Malaysia's largest stockbroking firm plans S'pore branch

Malaysia's largest stockbroking firm plans S'pore branch
PHOTO: Malaysia's largest stockbroking firm plans S'pore branch

Malaysia's largest stockbroking firm, K&N Kenanga Holdings, hopes to set up a branch in Singapore by mid-next year.

If it comes off, the move could give fresh impetus to the trading of Singapore-listed shares among Malaysian retail investors.

K&N Kenanga, also Malaysia's only non-bank backed investment bank, is majority-owned by vehicles linked to Sarawak Chief Minister Taib Mahmud's family.

The firm currently enjoys the biggest share of the retail investor market in Malaysia.

"We already have the clients and natural demand from Malaysian clients. I don't have to start from scratch when we set up in Singapore," K&N Kenanga group managing director Chay Wai Leong, a Singaporean, told The Straits Times in an interview.

The firm is in talks with the Singapore Exchange (SGX) and the Monetary Authority of Singapore (MAS) on the move.

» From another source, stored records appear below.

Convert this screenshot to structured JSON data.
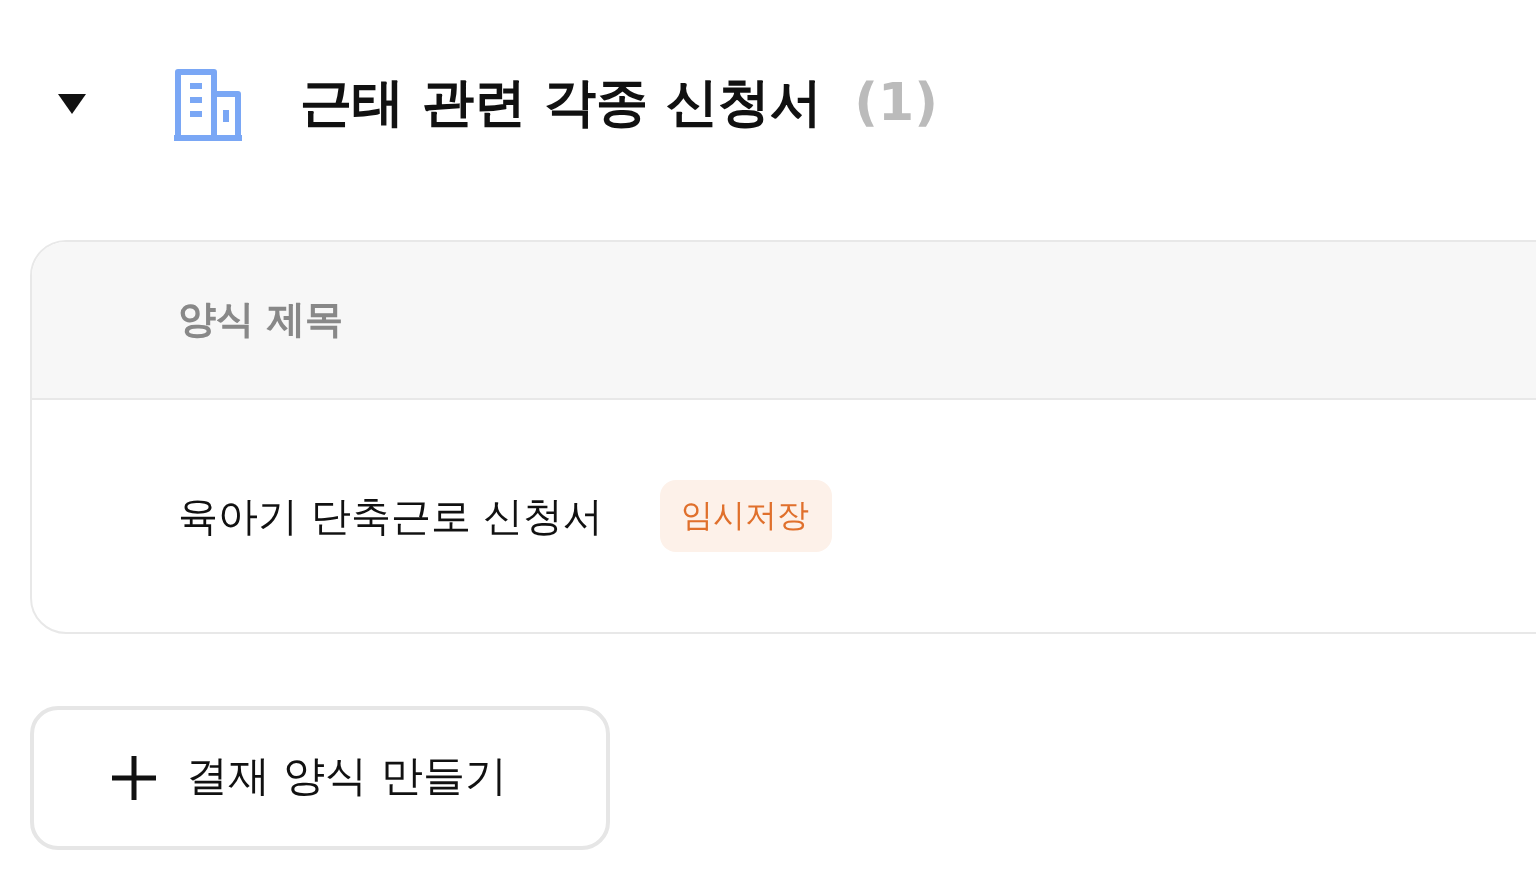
{
  "section": {
    "title": "근태 관련 각종 신청서",
    "count": "(1)",
    "expanded": true
  },
  "table": {
    "columns": [
      "양식 제목"
    ],
    "rows": [
      {
        "title": "육아기 단축근로 신청서",
        "badge": "임시저장"
      }
    ]
  },
  "create_button": {
    "label": "결재 양식 만들기"
  }
}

Currently, only a small number of K&N Kananga's some 300,000 clients in Malaysia trade in Singapore stocks. "In a single year, such transactions amount to about RM2 billion (S$785 million). It's not big but right now, we are passive," he said.

These trades are transacted through K&N Kenanga via brokers in Singapore.

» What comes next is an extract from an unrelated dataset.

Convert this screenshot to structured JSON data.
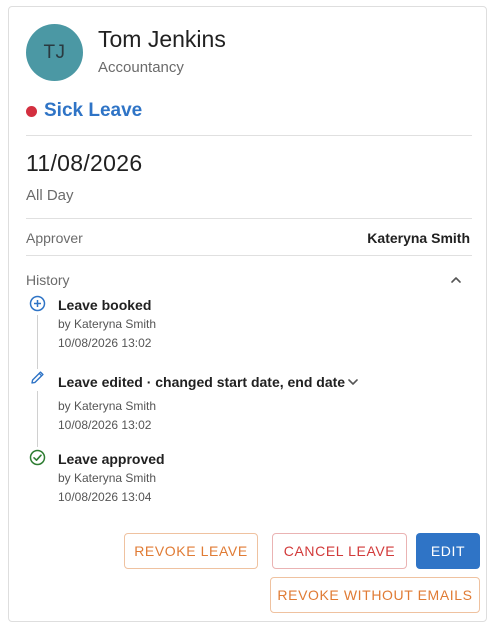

The room for growth is significant and in line with the SGX's aspirations to pitch the bourse's appeal to investors abroad, more specifically in the ASEAN region.

That was the impetus for the ASEAN Trading Link between SGX and Bursa Malaysia and the Thailand Stock Exchange, launched late last year to crank up cross-border stock trades.

Whether trading volume among these three exchanges has picked up as a result is not clear, but industry players say the response has been tepid, at best.

K&N Kenanga's presence here could give that goal a major boost.

"We can bring to Singapore a new segment of investors - the Malaysian retail investors, a segment we have the largest market share of," said Mr Chay.

That's not to say there are no Malaysian stockbroking firms here operating in a big way. Malaysia's largest bank Maybank acquired one of Singapore's oldest broking firms Kim Eng two years ago.

Long before that, CIMB snapped up GK Goh's broking operations here in 2005.

Another player is DMG & Partners Securities, controlled by Malaysia's OSK Investment Bank. Last year, OSK Investment Bank was acquired by the nation's fourth largest lender RHB Bank.

These firms have continued to build on their strong Singaporean retail presence as well as having a strong institutional investor base.

On the other hand, one of K&N Kenanga's key rationales for setting up here could be to include Singapore stocks on the radar of its wide Malaysian retail clientele.

The firm's RM875 million acquisition last year of ECM Libra Financial Group, led by Mr Chay had helped vault the company to the top three ranks in the stockbroking scene in Malaysia.

This year, the firm snagged second place among the stockbroking firms in Malaysia in terms of trading volume and value with a 13 per cent and nearly 10 per cent share respectively, according to Bursa Malaysia's website. In terms of trading value, it was second to CIMB.